Многогранность его мне открылась через некоторое время после нашего знакомства, когда я узнал от Вовки, что Ахром закончил Бауманку с красным дипломом, а потому с легкостью перемножал в уме длинные числа, даже будучи изрядно подшофе. Так что творческая наружность, похоронное дело и фундаментальное математическое образование гармонично существовали в Лешке Ахромове, сливаясь в единое целое, в тот день увенчанное кашне с замысловатыми узорами.

— Темыч, привет, работяга! — радушно улыбнулся он, будто мы не виделись с ним пару лет.

— Утро доброе, Леха. Что это вы, сударь, на выдачу-то опаздываете?

— Катафалк застрял, представляешь? — посетовал он. — Но все проблемы позади, у меня все в сборе. Можно отдавать. Я смотрю, мы первые успели?

— У нас всего-то четыре выдачи, три из них на девять. Так что вы первые опоздали, а не успели, — поправил я его.

— Ладно тебе, брось ворчать. Форс-мажор ведь. А Вовки где?

— Сейчас появятся. Старостин с дежурным врачом трет, ну, а Бумажкин бумажками занимается.

— Ему сам бог велел, — хохотнул Ахром.

— А как звать-то страдальца твоего? — поинтересовался я, прежде чем отправиться в холодильник.

— Ведрянка, — ответил он.

— Ведрянка? Ага, помню такую, — кивнул я.

— Занятная фамилия, такую сложно не запомнить, — сказал Леха, тщательно протирая очки салфеткой для оптики.
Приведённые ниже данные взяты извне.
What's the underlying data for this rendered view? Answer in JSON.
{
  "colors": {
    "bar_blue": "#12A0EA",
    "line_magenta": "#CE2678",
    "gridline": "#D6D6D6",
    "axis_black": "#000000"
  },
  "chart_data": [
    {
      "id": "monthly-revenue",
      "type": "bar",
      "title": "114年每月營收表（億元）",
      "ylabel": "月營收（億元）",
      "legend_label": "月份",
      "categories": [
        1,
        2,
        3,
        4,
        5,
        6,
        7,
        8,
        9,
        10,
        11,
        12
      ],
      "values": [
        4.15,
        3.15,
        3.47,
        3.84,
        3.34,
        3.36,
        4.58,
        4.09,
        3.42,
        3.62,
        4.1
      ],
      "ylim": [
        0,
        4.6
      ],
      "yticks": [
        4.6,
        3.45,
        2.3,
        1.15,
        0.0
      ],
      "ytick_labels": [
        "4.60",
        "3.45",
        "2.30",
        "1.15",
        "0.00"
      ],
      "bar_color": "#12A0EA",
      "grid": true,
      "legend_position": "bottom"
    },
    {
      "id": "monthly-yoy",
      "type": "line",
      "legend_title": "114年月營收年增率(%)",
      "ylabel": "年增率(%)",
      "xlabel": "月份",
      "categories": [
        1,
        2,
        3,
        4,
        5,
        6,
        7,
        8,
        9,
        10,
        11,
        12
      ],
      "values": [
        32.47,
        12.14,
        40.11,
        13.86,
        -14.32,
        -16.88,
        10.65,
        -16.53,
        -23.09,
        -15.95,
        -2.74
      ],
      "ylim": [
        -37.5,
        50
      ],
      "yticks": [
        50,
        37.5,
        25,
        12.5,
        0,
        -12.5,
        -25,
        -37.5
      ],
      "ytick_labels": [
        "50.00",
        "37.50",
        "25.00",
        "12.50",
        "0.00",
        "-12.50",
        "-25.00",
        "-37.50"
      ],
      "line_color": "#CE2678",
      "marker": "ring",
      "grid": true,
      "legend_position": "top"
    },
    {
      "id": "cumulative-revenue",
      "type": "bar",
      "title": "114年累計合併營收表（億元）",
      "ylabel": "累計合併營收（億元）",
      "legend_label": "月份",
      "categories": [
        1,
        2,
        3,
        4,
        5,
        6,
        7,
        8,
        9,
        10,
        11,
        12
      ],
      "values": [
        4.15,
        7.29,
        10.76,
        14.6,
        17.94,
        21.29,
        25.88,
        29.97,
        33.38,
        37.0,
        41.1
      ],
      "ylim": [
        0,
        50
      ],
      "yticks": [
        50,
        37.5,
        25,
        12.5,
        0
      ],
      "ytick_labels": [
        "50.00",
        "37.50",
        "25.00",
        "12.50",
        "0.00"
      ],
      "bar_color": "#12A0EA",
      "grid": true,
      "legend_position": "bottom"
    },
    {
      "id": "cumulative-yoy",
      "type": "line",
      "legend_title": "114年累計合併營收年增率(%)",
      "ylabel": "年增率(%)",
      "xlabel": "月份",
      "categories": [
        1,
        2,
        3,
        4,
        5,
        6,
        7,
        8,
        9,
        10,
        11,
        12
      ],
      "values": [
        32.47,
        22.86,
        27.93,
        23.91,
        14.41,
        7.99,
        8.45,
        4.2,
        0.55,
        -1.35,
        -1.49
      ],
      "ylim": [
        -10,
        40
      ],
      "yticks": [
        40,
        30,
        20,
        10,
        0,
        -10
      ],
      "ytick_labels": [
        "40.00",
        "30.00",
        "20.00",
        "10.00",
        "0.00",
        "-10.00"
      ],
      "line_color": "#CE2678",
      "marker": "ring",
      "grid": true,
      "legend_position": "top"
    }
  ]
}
После этих его слов я зайду в зал холодильника, найду среди записей на дверях секций редкую фамилию и, взяв подъемник, с металлическим лязгом выкачу поддон с трупом на его рельсы. И все как обычно. Подготовка, глухой звук холодного тела, ложащегося в гроб. А пока движется процесс, мы немного отвлечемся. На что? На фамилии.

Есть мнение, что мы, похоронные санитары, совершенно не запоминаем тех мертвых, что день за днем проходят сквозь нас нескончаемым будничным потоком. Так вот, оно справедливо лишь отчасти. Конечно же, мы не помним большинство из них. Для нас очередной постоялец Царства мертвых главным образом объект труда. Одним словом, труп. И он остается трупом до тех пор, пока подкат с гробом не пересечет границу траурного зала, представ перед родственниками, коллегами и друзьями. Тогда он вновь станет чьим-то отцом, другом, фронтовым соратником, добрым соседом или сослуживцем. Но для нас, оставшихся по другую сторону ритуального зала, он так и останется трупом и вскоре растает в складках памяти. Но. бывают и исключения. Некоторые из них надолго задерживаются с тобой, а бывает, что вспоминаются даже спустя много лет. Почему?